Acknowledging that some of the novelty of the new ballpark may begin to wear off this season, Melega said he didn't know what to expect in terms of attendance for 2011.
"We'd be thrilled if we draw 400,000 again this year," he said. "The newness was, of course, a factor last year in allowing us to set the attendance record, and it's way too early to tell, but we may see a little bit of a slip this year. But we're extending our offerings on non-game days to help make up for that."

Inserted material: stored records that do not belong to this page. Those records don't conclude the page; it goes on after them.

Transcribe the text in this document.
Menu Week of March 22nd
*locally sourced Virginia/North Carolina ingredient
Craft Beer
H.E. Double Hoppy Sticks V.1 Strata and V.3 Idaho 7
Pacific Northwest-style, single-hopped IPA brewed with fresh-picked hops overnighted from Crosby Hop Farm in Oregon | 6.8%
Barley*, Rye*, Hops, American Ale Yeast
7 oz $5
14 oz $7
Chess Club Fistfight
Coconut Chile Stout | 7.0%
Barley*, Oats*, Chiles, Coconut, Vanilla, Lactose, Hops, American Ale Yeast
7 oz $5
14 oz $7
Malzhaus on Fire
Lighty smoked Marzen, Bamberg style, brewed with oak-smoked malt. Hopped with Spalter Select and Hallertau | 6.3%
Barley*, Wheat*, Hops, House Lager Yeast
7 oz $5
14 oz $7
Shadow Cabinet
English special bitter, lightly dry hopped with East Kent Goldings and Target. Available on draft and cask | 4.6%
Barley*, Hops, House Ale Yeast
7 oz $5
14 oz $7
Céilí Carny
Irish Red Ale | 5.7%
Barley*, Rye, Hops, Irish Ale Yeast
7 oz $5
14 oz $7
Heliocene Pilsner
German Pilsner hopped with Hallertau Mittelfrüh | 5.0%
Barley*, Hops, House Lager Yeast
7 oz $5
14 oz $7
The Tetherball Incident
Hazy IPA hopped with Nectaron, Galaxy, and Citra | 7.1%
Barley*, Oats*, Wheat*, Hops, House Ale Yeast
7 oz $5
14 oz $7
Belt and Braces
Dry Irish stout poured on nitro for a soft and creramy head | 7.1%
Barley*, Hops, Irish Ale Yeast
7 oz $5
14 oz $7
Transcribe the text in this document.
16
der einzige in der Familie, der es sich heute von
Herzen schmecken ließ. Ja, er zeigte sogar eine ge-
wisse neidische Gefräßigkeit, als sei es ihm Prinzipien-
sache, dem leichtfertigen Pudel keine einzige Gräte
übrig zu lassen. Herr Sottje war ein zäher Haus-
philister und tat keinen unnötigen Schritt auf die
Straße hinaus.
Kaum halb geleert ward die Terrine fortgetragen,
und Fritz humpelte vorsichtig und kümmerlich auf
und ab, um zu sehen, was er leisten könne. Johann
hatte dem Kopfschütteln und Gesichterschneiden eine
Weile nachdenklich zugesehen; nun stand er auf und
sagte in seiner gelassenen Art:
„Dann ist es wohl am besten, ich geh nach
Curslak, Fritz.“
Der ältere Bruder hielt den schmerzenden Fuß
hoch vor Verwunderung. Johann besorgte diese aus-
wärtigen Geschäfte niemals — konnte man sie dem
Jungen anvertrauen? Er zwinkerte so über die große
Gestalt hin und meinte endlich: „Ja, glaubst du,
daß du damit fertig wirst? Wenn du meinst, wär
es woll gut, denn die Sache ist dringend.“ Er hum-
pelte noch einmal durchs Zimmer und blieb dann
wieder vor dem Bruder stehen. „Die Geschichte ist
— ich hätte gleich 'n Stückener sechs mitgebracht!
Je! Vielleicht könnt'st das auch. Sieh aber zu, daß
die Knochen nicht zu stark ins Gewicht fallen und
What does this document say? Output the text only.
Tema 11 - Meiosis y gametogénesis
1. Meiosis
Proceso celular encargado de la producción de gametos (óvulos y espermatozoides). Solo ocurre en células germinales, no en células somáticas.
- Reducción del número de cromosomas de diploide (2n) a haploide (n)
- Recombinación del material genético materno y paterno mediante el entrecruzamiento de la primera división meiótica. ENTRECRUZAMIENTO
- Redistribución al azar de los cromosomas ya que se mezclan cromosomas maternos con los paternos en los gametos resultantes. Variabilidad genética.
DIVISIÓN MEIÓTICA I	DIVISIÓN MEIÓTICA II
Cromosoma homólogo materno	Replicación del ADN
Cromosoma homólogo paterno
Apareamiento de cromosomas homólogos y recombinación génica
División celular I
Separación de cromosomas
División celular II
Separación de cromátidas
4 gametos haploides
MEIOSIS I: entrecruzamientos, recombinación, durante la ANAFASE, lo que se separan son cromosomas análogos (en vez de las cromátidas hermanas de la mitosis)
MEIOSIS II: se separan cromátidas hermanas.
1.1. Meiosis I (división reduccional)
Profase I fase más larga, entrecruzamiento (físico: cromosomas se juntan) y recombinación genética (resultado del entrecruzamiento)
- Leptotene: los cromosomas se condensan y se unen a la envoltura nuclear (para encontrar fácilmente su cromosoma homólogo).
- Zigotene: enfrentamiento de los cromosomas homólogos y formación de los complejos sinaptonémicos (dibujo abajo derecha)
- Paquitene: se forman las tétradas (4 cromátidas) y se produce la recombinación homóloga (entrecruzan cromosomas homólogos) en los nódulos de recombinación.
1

The Susan G. Komen Race for the Cure will be held at ONEOK Field on Sept. 17, he said, and is expected to attract thousands of people to the ballpark. Additionally, he said, a Bedlam Series baseball game between the University of Oklahoma and Oklahoma State University will be played at the ballpark on April 15 -- a game that attracted a ONEOK Field record crowd of 9,417 last year -- while other events, such as concerts, are in the works.
"We're totally confident that's going to result in more bodies downtown by using ONEOK Field for different purposes," he said.
Melega said he expects a big turnout for this week's exhibition game against the Drillers' parent club, the Rockies, and the club has scheduled an appearance by the Dallas Cowboys cheerleaders this season, as well.
Tulsa opens the regular season on April 7 against Corpus Christi.